I said in an earlier post (The Source of Morality, Part 1) that I don’t think morality comes from religion. Or more specifically, it’s possible to be a highly moral person without religion. So if I’m saying that religion isn’t necessary to be moral, then what is the source of a moral code? Where DOES it come from? Maybe thinking of religion as the source is the wrong way to go about it, since religion (or substitute “faith” if you’d prefer) is simply every person’s attempt to put into practice what they think god wants them to do. They get their ideas of what that means either through listening to their spiritual leaders, or from their own interpretation of the book they accept as god’s word (the Bible, the Quran, the Bhagavad Gita, etc.). But if that’s true and that’s where everyone gets their morality concepts from, you’d think there would be as many different views on morality as there are interpretations of the appropriate holy book. There’s hundreds of religions in Christianity alone, and probably thousands by the time you add up the smaller offshoots, so wouldn’t that lead to hundreds or thousands of different moral codes? But that’s not what we see. Oh sure, there’s lots of minor variations in moral codes, but in general I think you could distill almost all views of morality down to a few simple statements. The Golden Rule kind of sums it up nicely I think: do unto others as you’d like to have them do unto you. Treat others the way you’d like to be treated. Sounds more like a kind of a social contract than anything, it seems to me.
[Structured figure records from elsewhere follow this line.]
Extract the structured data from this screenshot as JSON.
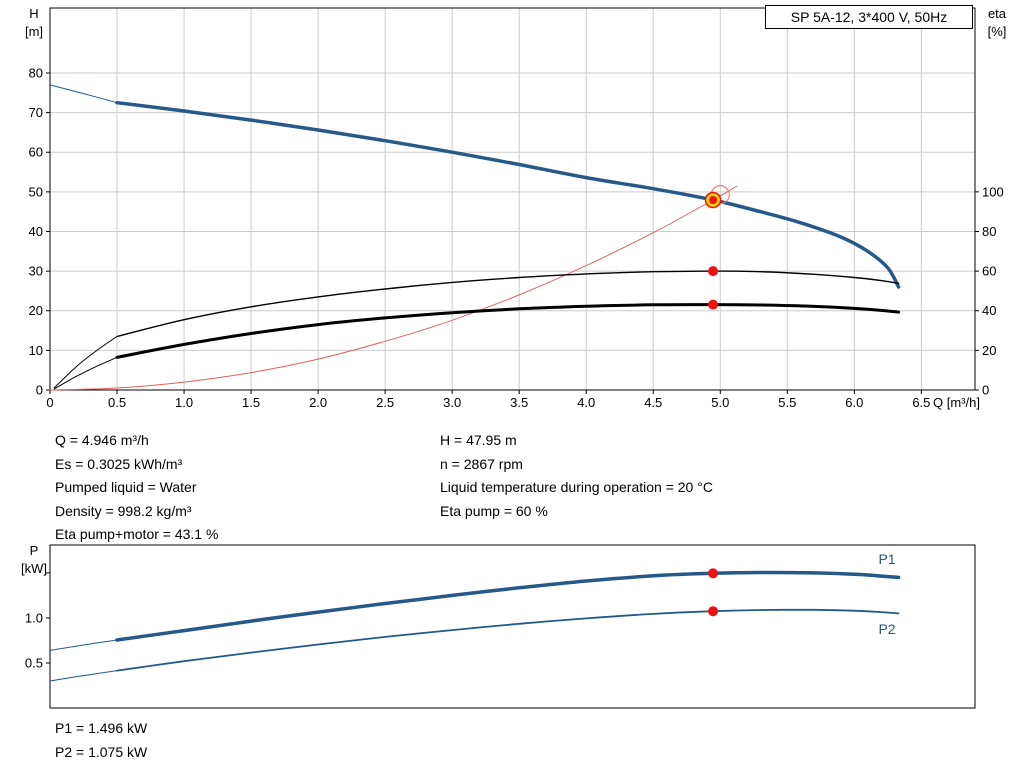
{
  "title_box": "SP 5A-12, 3*400 V, 50Hz",
  "info_block": {
    "left": [
      "Q = 4.946 m³/h",
      "Es = 0.3025 kWh/m³",
      "Pumped liquid = Water",
      "Density = 998.2 kg/m³",
      "Eta pump+motor = 43.1 %"
    ],
    "right": [
      "H = 47.95 m",
      "n = 2867 rpm",
      "Liquid temperature during operation = 20 °C",
      "Eta pump = 60 %"
    ]
  },
  "power_block": [
    "P1 = 1.496 kW",
    "P2 = 1.075 kW"
  ],
  "colors": {
    "blue": "#24598a",
    "red": "#ee1111",
    "red_light": "#e98080",
    "system_red": "#e06060",
    "yellow": "#ffd400",
    "grid": "#cccccc",
    "black": "#000000"
  },
  "chart_data": [
    {
      "type": "line",
      "title": "SP 5A-12, 3*400 V, 50Hz",
      "xlabel": "Q [m³/h]",
      "ylabel_left": [
        "H",
        "[m]"
      ],
      "ylabel_right": [
        "eta",
        "[%]"
      ],
      "xlim": [
        0,
        6.9
      ],
      "ylim_left": [
        0,
        96.4
      ],
      "ylim_right": [
        0,
        192.8
      ],
      "grid": true,
      "legend": "none",
      "x_ticks": [
        {
          "v": 0,
          "label": "0"
        },
        {
          "v": 0.5,
          "label": "0.5"
        },
        {
          "v": 1,
          "label": "1.0"
        },
        {
          "v": 1.5,
          "label": "1.5"
        },
        {
          "v": 2,
          "label": "2.0"
        },
        {
          "v": 2.5,
          "label": "2.5"
        },
        {
          "v": 3,
          "label": "3.0"
        },
        {
          "v": 3.5,
          "label": "3.5"
        },
        {
          "v": 4,
          "label": "4.0"
        },
        {
          "v": 4.5,
          "label": "4.5"
        },
        {
          "v": 5,
          "label": "5.0"
        },
        {
          "v": 5.5,
          "label": "5.5"
        },
        {
          "v": 6,
          "label": "6.0"
        },
        {
          "v": 6.5,
          "label": "6.5"
        }
      ],
      "y_ticks_left": [
        {
          "v": 0,
          "label": "0"
        },
        {
          "v": 10,
          "label": "10"
        },
        {
          "v": 20,
          "label": "20"
        },
        {
          "v": 30,
          "label": "30"
        },
        {
          "v": 40,
          "label": "40"
        },
        {
          "v": 50,
          "label": "50"
        },
        {
          "v": 60,
          "label": "60"
        },
        {
          "v": 70,
          "label": "70"
        },
        {
          "v": 80,
          "label": "80"
        }
      ],
      "y_ticks_right": [
        {
          "v": 0,
          "label": "0"
        },
        {
          "v": 20,
          "label": "20"
        },
        {
          "v": 40,
          "label": "40"
        },
        {
          "v": 60,
          "label": "60"
        },
        {
          "v": 80,
          "label": "80"
        },
        {
          "v": 100,
          "label": "100"
        }
      ],
      "series": [
        {
          "name": "pump-head-curve",
          "axis": "left",
          "color": "#24598a",
          "width": 3.5,
          "lead": [
            [
              0,
              77
            ],
            [
              0.25,
              74.8
            ],
            [
              0.5,
              72.5
            ]
          ],
          "points": [
            [
              0.5,
              72.5
            ],
            [
              1,
              70.4
            ],
            [
              1.5,
              68.1
            ],
            [
              2,
              65.6
            ],
            [
              2.5,
              62.9
            ],
            [
              3,
              60.0
            ],
            [
              3.5,
              56.9
            ],
            [
              4,
              53.6
            ],
            [
              4.5,
              50.8
            ],
            [
              4.946,
              47.95
            ],
            [
              5.3,
              45.0
            ],
            [
              5.6,
              42.2
            ],
            [
              5.9,
              38.6
            ],
            [
              6.1,
              35.0
            ],
            [
              6.25,
              30.8
            ],
            [
              6.33,
              26.0
            ]
          ]
        },
        {
          "name": "system-curve",
          "axis": "left",
          "color": "#e06060",
          "width": 1,
          "points": [
            [
              0,
              0
            ],
            [
              0.5,
              0.5
            ],
            [
              1,
              2.0
            ],
            [
              1.5,
              4.4
            ],
            [
              2,
              7.8
            ],
            [
              2.5,
              12.3
            ],
            [
              3,
              17.6
            ],
            [
              3.5,
              24.0
            ],
            [
              4,
              31.4
            ],
            [
              4.5,
              39.7
            ],
            [
              4.946,
              47.95
            ],
            [
              5.12,
              51.4
            ]
          ]
        },
        {
          "name": "eta-pump-curve",
          "axis": "right",
          "color": "#000000",
          "width": 1.4,
          "lead": [
            [
              0.03,
              1
            ],
            [
              0.2,
              12
            ],
            [
              0.35,
              20
            ],
            [
              0.5,
              27
            ]
          ],
          "points": [
            [
              0.5,
              27
            ],
            [
              1,
              35.5
            ],
            [
              1.5,
              42
            ],
            [
              2,
              47
            ],
            [
              2.5,
              51
            ],
            [
              3,
              54.3
            ],
            [
              3.5,
              56.8
            ],
            [
              4,
              58.6
            ],
            [
              4.5,
              59.7
            ],
            [
              4.946,
              60
            ],
            [
              5.3,
              59.7
            ],
            [
              5.7,
              58.4
            ],
            [
              6,
              56.8
            ],
            [
              6.2,
              55.2
            ],
            [
              6.33,
              53.8
            ]
          ]
        },
        {
          "name": "eta-pump-motor-curve",
          "axis": "right",
          "color": "#000000",
          "width": 3,
          "lead": [
            [
              0.03,
              0.5
            ],
            [
              0.2,
              7
            ],
            [
              0.35,
              12
            ],
            [
              0.5,
              16.5
            ]
          ],
          "points": [
            [
              0.5,
              16.5
            ],
            [
              1,
              23
            ],
            [
              1.5,
              28.5
            ],
            [
              2,
              33
            ],
            [
              2.5,
              36.4
            ],
            [
              3,
              39
            ],
            [
              3.5,
              41
            ],
            [
              4,
              42.3
            ],
            [
              4.5,
              43
            ],
            [
              4.946,
              43.1
            ],
            [
              5.3,
              42.9
            ],
            [
              5.7,
              42.2
            ],
            [
              6,
              41.2
            ],
            [
              6.2,
              40.2
            ],
            [
              6.33,
              39.3
            ]
          ]
        }
      ],
      "markers": [
        {
          "type": "ring",
          "axis": "left",
          "x": 5.0,
          "y": 49.3
        },
        {
          "type": "duty",
          "axis": "left",
          "x": 4.946,
          "y": 47.95
        },
        {
          "type": "dot",
          "axis": "right",
          "x": 4.946,
          "y": 60
        },
        {
          "type": "dot",
          "axis": "right",
          "x": 4.946,
          "y": 43.1
        }
      ]
    },
    {
      "type": "line",
      "title": "",
      "xlabel": "",
      "ylabel_left": [
        "P",
        "[kW]"
      ],
      "xlim": [
        0,
        6.9
      ],
      "ylim_left": [
        0,
        1.81
      ],
      "grid": false,
      "legend": "inline",
      "x_ticks": [],
      "y_ticks_left": [
        {
          "v": 0.5,
          "label": "0.5"
        },
        {
          "v": 1,
          "label": "1.0"
        },
        {
          "v": 1.5,
          "label": ""
        }
      ],
      "y_ticks_right": [],
      "series": [
        {
          "name": "p1-power-curve",
          "axis": "left",
          "color": "#24598a",
          "width": 3.5,
          "lead": [
            [
              0,
              0.64
            ],
            [
              0.25,
              0.7
            ],
            [
              0.5,
              0.755
            ]
          ],
          "points": [
            [
              0.5,
              0.755
            ],
            [
              1,
              0.86
            ],
            [
              1.5,
              0.965
            ],
            [
              2,
              1.065
            ],
            [
              2.5,
              1.16
            ],
            [
              3,
              1.25
            ],
            [
              3.5,
              1.335
            ],
            [
              4,
              1.41
            ],
            [
              4.5,
              1.468
            ],
            [
              4.946,
              1.496
            ],
            [
              5.3,
              1.505
            ],
            [
              5.7,
              1.5
            ],
            [
              6,
              1.485
            ],
            [
              6.2,
              1.465
            ],
            [
              6.33,
              1.45
            ]
          ]
        },
        {
          "name": "p2-power-curve",
          "axis": "left",
          "color": "#24598a",
          "width": 1.8,
          "lead": [
            [
              0,
              0.3
            ],
            [
              0.25,
              0.36
            ],
            [
              0.5,
              0.415
            ]
          ],
          "points": [
            [
              0.5,
              0.415
            ],
            [
              1,
              0.52
            ],
            [
              1.5,
              0.615
            ],
            [
              2,
              0.705
            ],
            [
              2.5,
              0.79
            ],
            [
              3,
              0.865
            ],
            [
              3.5,
              0.935
            ],
            [
              4,
              0.995
            ],
            [
              4.5,
              1.045
            ],
            [
              4.946,
              1.075
            ],
            [
              5.3,
              1.088
            ],
            [
              5.7,
              1.09
            ],
            [
              6,
              1.08
            ],
            [
              6.2,
              1.065
            ],
            [
              6.33,
              1.05
            ]
          ]
        }
      ],
      "markers": [
        {
          "type": "dot",
          "axis": "left",
          "x": 4.946,
          "y": 1.496
        },
        {
          "type": "dot",
          "axis": "left",
          "x": 4.946,
          "y": 1.075
        }
      ],
      "series_labels": [
        {
          "text": "P1",
          "x": 6.18,
          "y": 1.6
        },
        {
          "text": "P2",
          "x": 6.18,
          "y": 0.82
        }
      ]
    }
  ]
}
So how would this social contract (if that’s what morality turns out to be) arise? Well, a community arises out of a tribe. Tribes/communities provide their members safety from predators, access to members of the opposite sex, and less chance of starvation because of greater food-gathering capacity. Anthropologists will tell you that virtually every culture in the world has a set of agreements or rules; furthermore there’s a similarity to these rules across most cultures. A strong case has been made that these agreements (stated but more often unstated) give the group the cohesion that keeps them together, which subsequently gives protection to individual members. Safety leads to greater probability of children surviving to adulthood and passing their genes on to future generations. So an argument could be made that a sense of community (one way of defining morality, perhaps) could provide an advantage to getting your genes into the next generation.
There’s some problems with this theory though; I’ll be discussing other thoughts in future postings. At the very least though, I don’t think there’s much starch to the theory that morality must come from a religion or holy book.